I am not always a daredevil and would not classify myself as an adrenaline junky, though compared to Kristen I look likethe next Evil Kanevil. But I am also pretty even tempered, I don't panic very often, so I was surprised to find my heart rate increasing as I sat on the bottom of the pool going through exercises of intentionally removing your mask, causing the nose to be unprotected, or intentionally "losing" your regulator and how to find it, clear it, and get breathing again. I did it all, but am man enough to admit to a little rise in blood pressure. I hadn't expected to react that way, even though it was subtle. I had thought to try to encourage Kristen to take the classes, something she has been opposed to. I wont be forcing the issue anymore, she was right. She was stressed to tears trying to sit on, yes just sit, on a wave-runner. I can't imagine someone trying to get her to stay underwater and then taking away her oxygen supply... well I can imagine it... it would be at least very entertaining.
The worse part of class number two were "laps". We were informed as we got to the pool that we had to do ten laps. Yes, 10. Luckily we did them wearing our fins, but it was still about 9 and a half times more of a work out than I have had in a very long time. Many people had done ten while I was finishing 6... and after I finished 8 no one really questioned me if I had actually done 10... Hey, if you're not going to ask....

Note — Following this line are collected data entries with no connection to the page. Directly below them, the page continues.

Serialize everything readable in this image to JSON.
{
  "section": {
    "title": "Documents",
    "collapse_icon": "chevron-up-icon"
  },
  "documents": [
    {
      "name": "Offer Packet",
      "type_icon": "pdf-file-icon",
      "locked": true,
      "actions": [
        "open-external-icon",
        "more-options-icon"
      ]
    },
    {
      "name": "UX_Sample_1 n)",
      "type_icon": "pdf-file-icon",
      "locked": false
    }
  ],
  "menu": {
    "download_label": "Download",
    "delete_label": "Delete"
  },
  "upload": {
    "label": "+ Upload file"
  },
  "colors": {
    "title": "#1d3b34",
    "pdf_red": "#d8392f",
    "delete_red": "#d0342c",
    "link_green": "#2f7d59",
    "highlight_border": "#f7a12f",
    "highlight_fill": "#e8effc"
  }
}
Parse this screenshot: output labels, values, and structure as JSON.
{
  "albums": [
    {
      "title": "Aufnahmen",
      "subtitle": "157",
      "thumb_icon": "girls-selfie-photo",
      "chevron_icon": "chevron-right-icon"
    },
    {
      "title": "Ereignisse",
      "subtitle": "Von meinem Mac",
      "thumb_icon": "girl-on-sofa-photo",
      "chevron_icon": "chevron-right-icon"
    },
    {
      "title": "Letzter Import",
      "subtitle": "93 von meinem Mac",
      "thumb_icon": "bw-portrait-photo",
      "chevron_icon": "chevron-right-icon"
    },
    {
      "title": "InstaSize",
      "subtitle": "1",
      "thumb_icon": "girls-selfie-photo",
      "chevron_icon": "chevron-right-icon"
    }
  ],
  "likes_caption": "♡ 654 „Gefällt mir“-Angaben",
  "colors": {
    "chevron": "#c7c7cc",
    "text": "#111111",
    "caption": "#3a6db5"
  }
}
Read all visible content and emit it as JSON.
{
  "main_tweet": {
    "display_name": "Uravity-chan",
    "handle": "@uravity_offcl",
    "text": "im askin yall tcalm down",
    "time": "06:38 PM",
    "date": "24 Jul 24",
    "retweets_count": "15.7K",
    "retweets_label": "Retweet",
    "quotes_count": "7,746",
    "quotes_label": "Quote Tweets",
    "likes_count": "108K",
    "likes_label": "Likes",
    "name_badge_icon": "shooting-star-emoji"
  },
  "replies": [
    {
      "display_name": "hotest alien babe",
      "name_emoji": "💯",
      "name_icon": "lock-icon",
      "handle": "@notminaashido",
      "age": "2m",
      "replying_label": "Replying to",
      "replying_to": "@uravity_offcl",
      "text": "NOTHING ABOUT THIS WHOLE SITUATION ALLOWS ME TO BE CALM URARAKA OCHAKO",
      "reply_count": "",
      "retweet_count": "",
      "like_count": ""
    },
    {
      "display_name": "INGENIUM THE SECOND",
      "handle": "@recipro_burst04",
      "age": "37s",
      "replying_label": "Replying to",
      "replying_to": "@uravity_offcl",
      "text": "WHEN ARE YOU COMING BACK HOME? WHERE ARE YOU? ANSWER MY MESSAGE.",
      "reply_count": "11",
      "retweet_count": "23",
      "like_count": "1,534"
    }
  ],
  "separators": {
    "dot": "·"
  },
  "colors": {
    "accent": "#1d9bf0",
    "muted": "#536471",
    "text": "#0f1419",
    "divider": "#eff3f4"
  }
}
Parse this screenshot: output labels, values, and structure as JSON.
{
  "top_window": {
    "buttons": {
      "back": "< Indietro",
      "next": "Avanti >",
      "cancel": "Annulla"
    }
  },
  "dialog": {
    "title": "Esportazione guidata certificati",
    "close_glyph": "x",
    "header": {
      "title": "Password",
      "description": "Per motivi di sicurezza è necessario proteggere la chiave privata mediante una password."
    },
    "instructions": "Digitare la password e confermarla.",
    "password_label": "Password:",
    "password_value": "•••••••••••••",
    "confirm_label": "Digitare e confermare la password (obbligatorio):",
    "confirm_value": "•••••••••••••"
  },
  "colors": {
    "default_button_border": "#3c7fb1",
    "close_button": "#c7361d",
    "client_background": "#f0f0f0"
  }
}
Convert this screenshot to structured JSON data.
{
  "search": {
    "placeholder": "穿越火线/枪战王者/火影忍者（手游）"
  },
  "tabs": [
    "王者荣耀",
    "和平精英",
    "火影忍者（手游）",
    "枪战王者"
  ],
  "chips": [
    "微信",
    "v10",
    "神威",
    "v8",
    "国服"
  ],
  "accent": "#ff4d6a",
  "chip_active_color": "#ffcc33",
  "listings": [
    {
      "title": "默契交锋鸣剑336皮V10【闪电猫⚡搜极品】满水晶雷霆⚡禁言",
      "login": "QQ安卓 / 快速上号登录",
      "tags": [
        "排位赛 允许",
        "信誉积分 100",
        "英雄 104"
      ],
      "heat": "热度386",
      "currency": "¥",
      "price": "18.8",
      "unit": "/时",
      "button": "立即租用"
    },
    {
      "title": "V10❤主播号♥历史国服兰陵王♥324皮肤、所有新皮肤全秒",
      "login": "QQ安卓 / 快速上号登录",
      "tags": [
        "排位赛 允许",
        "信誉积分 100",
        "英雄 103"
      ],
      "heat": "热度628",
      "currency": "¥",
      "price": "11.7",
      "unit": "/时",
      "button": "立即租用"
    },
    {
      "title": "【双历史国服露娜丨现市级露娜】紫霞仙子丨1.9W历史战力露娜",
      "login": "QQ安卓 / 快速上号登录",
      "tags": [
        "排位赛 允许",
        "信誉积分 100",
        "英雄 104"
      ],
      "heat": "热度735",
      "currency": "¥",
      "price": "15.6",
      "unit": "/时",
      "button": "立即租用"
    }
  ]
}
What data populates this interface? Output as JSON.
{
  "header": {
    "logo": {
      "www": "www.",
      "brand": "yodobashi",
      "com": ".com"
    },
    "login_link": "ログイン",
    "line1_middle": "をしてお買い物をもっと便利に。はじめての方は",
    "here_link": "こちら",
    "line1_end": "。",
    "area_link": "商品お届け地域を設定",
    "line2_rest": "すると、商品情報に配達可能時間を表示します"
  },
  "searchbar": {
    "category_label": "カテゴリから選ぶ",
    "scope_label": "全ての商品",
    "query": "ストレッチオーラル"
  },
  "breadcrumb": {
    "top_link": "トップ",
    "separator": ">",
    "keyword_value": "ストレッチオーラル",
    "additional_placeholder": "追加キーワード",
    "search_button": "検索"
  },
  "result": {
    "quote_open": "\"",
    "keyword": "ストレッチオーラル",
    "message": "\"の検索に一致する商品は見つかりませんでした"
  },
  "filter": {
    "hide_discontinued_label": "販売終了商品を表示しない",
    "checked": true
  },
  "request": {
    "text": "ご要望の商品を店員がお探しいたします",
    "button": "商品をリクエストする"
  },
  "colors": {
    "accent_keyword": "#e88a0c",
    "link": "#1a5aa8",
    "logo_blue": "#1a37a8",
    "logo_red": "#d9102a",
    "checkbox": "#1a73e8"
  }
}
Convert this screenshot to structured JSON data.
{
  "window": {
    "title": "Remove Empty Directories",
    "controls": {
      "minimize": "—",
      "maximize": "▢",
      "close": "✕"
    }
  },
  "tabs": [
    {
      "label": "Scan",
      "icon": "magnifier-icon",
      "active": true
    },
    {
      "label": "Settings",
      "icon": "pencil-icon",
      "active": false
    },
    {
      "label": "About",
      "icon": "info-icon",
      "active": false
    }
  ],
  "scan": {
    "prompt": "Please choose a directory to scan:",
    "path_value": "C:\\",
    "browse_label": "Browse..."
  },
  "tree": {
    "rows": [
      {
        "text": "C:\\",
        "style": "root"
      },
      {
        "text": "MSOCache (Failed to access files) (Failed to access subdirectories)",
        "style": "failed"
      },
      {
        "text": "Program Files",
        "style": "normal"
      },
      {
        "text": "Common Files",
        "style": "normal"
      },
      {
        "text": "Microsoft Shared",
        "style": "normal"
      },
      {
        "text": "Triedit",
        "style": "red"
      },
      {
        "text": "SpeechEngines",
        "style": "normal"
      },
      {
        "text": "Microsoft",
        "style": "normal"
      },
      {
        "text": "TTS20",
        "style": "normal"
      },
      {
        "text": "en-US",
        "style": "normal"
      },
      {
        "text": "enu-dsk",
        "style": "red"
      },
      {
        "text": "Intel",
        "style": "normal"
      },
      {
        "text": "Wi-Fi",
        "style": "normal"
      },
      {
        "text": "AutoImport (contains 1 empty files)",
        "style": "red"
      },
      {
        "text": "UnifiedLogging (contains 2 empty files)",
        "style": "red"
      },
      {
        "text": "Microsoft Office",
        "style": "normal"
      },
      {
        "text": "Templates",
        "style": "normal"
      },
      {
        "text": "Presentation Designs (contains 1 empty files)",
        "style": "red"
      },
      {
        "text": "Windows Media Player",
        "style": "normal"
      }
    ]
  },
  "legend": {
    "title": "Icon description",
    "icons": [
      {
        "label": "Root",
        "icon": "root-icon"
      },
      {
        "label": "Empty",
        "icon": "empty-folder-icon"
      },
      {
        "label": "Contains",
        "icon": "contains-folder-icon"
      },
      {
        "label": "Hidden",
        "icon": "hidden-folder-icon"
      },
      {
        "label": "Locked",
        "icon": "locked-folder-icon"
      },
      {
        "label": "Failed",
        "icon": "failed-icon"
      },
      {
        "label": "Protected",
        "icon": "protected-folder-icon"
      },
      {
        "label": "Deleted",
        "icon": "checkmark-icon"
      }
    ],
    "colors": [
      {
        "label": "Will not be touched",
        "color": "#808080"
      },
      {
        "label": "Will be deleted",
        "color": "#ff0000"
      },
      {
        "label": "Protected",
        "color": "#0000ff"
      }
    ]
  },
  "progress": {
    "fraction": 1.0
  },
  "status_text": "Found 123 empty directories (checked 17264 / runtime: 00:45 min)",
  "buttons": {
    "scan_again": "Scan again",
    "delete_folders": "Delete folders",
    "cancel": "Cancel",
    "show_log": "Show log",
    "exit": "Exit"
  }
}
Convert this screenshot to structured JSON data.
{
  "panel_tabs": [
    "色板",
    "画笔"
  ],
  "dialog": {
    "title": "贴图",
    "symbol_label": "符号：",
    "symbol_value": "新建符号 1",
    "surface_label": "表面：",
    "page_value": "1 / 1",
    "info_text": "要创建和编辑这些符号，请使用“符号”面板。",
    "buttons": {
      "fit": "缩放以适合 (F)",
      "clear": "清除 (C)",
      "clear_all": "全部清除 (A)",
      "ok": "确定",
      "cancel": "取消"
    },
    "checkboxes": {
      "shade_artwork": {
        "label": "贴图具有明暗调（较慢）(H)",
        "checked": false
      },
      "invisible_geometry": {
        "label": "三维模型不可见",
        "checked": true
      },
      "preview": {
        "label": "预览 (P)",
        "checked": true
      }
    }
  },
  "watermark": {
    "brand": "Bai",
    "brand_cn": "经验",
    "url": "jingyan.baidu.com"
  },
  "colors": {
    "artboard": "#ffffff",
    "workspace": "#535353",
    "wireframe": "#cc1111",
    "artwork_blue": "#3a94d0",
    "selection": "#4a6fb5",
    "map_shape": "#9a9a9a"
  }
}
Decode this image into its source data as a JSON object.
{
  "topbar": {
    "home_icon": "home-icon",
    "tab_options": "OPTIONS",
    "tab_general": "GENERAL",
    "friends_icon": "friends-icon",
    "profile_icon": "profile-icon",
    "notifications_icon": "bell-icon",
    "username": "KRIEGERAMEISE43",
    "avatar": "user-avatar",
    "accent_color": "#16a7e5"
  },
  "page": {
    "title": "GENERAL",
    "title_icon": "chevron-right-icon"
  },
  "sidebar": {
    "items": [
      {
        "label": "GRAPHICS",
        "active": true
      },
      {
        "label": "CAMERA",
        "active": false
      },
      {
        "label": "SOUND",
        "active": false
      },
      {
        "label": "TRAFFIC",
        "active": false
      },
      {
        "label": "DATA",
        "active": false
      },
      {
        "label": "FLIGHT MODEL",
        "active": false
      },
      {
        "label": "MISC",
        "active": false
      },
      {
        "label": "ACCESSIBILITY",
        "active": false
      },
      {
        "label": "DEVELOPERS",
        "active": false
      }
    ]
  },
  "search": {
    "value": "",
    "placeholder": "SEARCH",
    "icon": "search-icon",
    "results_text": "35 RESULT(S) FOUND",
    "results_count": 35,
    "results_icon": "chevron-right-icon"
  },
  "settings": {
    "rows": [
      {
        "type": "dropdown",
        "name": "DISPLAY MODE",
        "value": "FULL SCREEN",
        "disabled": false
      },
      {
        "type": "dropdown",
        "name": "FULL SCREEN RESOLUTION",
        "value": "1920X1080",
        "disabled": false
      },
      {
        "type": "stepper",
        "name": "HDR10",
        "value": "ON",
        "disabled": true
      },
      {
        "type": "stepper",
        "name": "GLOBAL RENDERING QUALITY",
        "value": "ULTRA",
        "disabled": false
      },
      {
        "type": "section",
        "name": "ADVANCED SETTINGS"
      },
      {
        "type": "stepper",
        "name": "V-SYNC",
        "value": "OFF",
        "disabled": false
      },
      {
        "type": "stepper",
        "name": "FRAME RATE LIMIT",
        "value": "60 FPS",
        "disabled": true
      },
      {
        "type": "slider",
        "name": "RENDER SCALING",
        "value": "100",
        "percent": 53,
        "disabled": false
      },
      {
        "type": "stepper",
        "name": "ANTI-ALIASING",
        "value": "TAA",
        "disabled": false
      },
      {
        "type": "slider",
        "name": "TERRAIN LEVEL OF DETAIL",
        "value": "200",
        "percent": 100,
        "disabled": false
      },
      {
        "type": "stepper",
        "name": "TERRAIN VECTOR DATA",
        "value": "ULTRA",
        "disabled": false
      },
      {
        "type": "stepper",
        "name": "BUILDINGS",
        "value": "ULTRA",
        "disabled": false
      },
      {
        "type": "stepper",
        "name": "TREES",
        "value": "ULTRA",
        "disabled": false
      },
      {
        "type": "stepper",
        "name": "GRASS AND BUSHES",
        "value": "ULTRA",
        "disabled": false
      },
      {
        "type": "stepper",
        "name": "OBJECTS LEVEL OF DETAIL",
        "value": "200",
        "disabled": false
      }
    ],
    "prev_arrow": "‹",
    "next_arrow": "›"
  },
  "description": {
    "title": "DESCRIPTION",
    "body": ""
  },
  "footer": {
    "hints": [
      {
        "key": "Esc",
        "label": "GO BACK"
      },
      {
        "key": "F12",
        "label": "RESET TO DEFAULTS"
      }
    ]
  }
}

We also were wearing masks and snorkels, which sounds nifty, except for the fact that we were doing laps perpendicular to the normal lanes, that still had up the floating barriers, so we had to go underneath all of those, while out of breath from the workout. I had one panic moment I'll admit to as my snorkel got hung up on one of the lines. I'm not sure what happened, but all I knew was that I was snagged, and wasn't getting air. I'll also admit to a little flailing and a contortion or two.
Sitting on the bottom of the pool was cool, but swimming along the bottom into the deep end of the diving area felt like scuba for the first time, it was pretty cool. I am quite excited.
We'll leave off there for now.. so many other thoughts... so little time...
2 comments:
So glad your back! I have missed your randomness.
Good luck to your Dad, I hope everything can go as smoothly as possible for him and your whole family
So glad that you're back to blogging. Have you ever considered teaching English? (is that what you're studing? I'm going to die of embarassment if it is.) You are an amazingly talented writer. So sorry to hear about your Dad. I had no idea. Hope things go well with this treatment. You and your family will be in our prayers.